The hearing included testimony from three power customers, an environmental expert and two federal officials. Kris Mikkelson, CEO of Inland Power and Light in Spokane testified at the hearing on the challenges associated with obtaining ESA compliance costs and the need for transparency. Inland Power and Light is one of the few power customers that already list ESA compliance costs on billing statements.
“We feel our customers have the right to know what ESA compliance is costing them, yet obtaining the data we need to print this information on our bills has been a challenge,” said Mikkelson. “Ratepayers expect clear answers about rising bills and it is critical that utilities have the information they need to adequately explain increases. Having good numbers and easy access to ESA costs will go a long way in helping the region’s utilities, regardless of their size, or level of sophistication, to provide good information to their consumers.”
ESA costs related to endangered salmon have risen considerably over the last several years due to federal court-mandates and other compliance programs. In 2004, one mandated spill cost the federal government $77 million in lost hydropower generation in the Pacific Northwest.
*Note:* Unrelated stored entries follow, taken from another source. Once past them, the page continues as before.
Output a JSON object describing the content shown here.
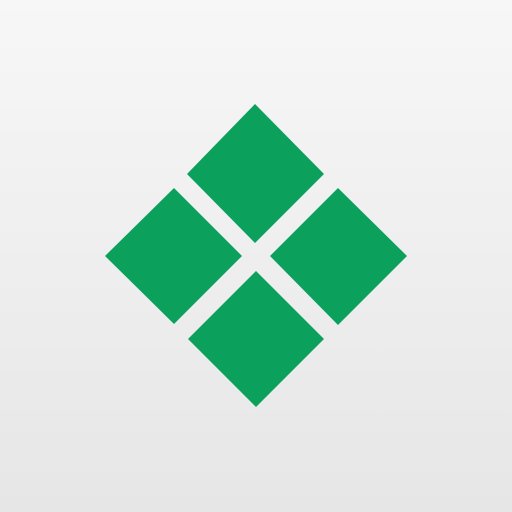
{
  "app_icon": {
    "icon_name": "four-diamond-tiles-logo-icon",
    "colors": {
      "background_top": "#f7f7f7",
      "background_bottom": "#e6e6e6",
      "tile": "#0ba15d"
    },
    "tiles": [
      {
        "name": "tile-top"
      },
      {
        "name": "tile-left"
      },
      {
        "name": "tile-right"
      },
      {
        "name": "tile-bottom"
      }
    ]
  }
}
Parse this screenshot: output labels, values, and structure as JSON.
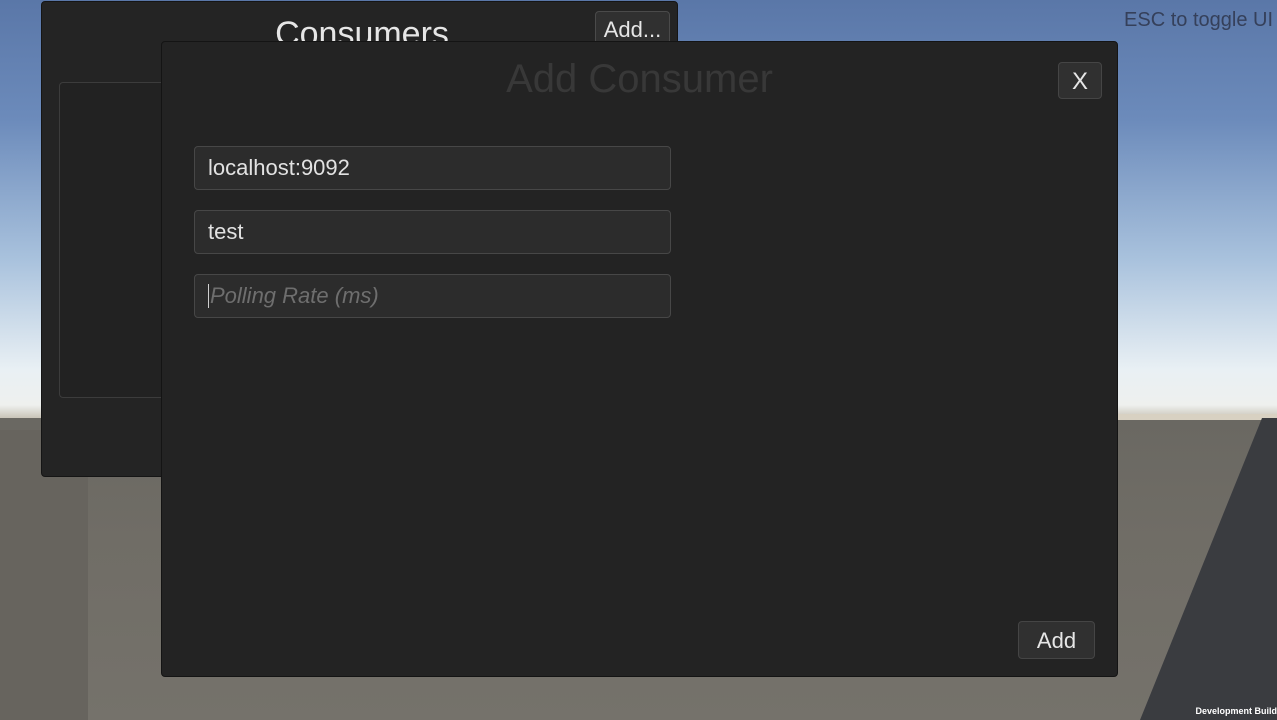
{
  "hud": {
    "esc_hint": "ESC to toggle UI",
    "dev_build": "Development Build"
  },
  "consumers_panel": {
    "title": "Consumers",
    "add_label": "Add..."
  },
  "add_consumer_dialog": {
    "title": "Add Consumer",
    "close_label": "X",
    "fields": {
      "server": {
        "value": "localhost:9092"
      },
      "topic": {
        "value": "test"
      },
      "polling_rate": {
        "value": "",
        "placeholder": "Polling Rate (ms)"
      }
    },
    "submit_label": "Add"
  }
}
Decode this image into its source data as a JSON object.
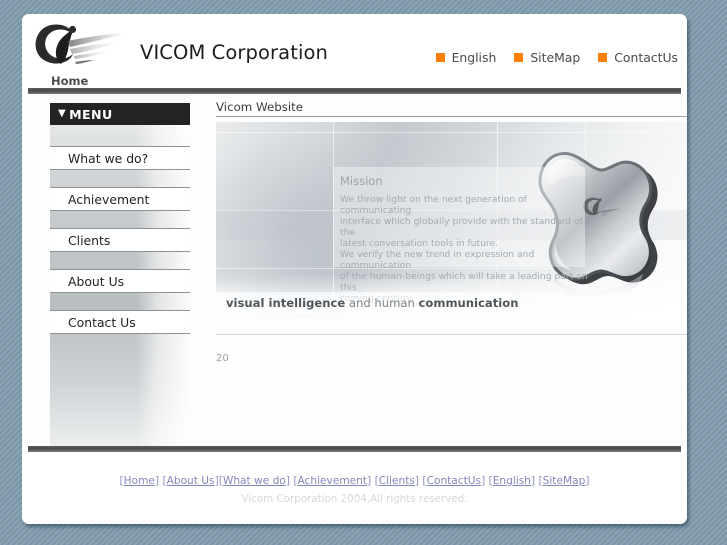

Another spill this year helped make the Bonneville Power Administration the federal agency with the highest ESA compliance costs in the Nation. According to the BPA, last summer’s spill assisted between 25 to 300 adult salmon, meaning it cost rates payers between $250,000 to $3 million per fish. By law, the agency passes on all of these costs to its wholesale customers, who in turn forward the costs on to the retail electricity consumer.